If not for the internet, Doug TenNapel could have lived out the rest of his life being the respected creator of Earthworm Jim (to the few people who would have known his name). Instead, everyone alive is aware that he's a sexist, a racist, a bigot, anti-LGBT, pro-fascist, believes covid was a scam, and, because "stupid" tends to run in packs, he's also a Creationist and believes in intelligent design. You never see just one kind of dumb, do you? It's always gotta be the whole combo platter.
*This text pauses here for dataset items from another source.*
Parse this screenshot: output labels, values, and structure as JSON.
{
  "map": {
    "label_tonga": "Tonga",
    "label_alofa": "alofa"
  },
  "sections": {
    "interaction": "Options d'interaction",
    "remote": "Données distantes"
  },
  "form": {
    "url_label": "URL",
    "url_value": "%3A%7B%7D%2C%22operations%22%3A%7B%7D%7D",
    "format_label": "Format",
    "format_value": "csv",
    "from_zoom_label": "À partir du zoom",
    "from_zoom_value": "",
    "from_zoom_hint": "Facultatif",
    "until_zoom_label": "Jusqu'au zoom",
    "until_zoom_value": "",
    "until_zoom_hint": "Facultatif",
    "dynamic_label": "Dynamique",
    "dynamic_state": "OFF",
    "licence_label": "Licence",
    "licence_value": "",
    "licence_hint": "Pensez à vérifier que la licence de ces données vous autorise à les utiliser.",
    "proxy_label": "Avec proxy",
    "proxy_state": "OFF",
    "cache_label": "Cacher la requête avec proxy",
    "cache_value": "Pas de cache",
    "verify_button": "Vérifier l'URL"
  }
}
Anyway, by Doug-Doug's own words, Professor Monkey-for-a-Head was a dig at his science teachers who expected him to learn science instead of magic make-believe, something that apparently offended his dunderheaded little sensibilities, to the point where this was his way of getting back at them and the theory of evolution in general. Someone with those kinds of beliefs doesn't deserve a penny of your money, so him being cut out of his only noteworthy creation is a very good thing for the rest of us. It means you can get any of these Earthworm Jim figures without indirectly funding his next trip to Chick-fil-A or Hobby Lobby.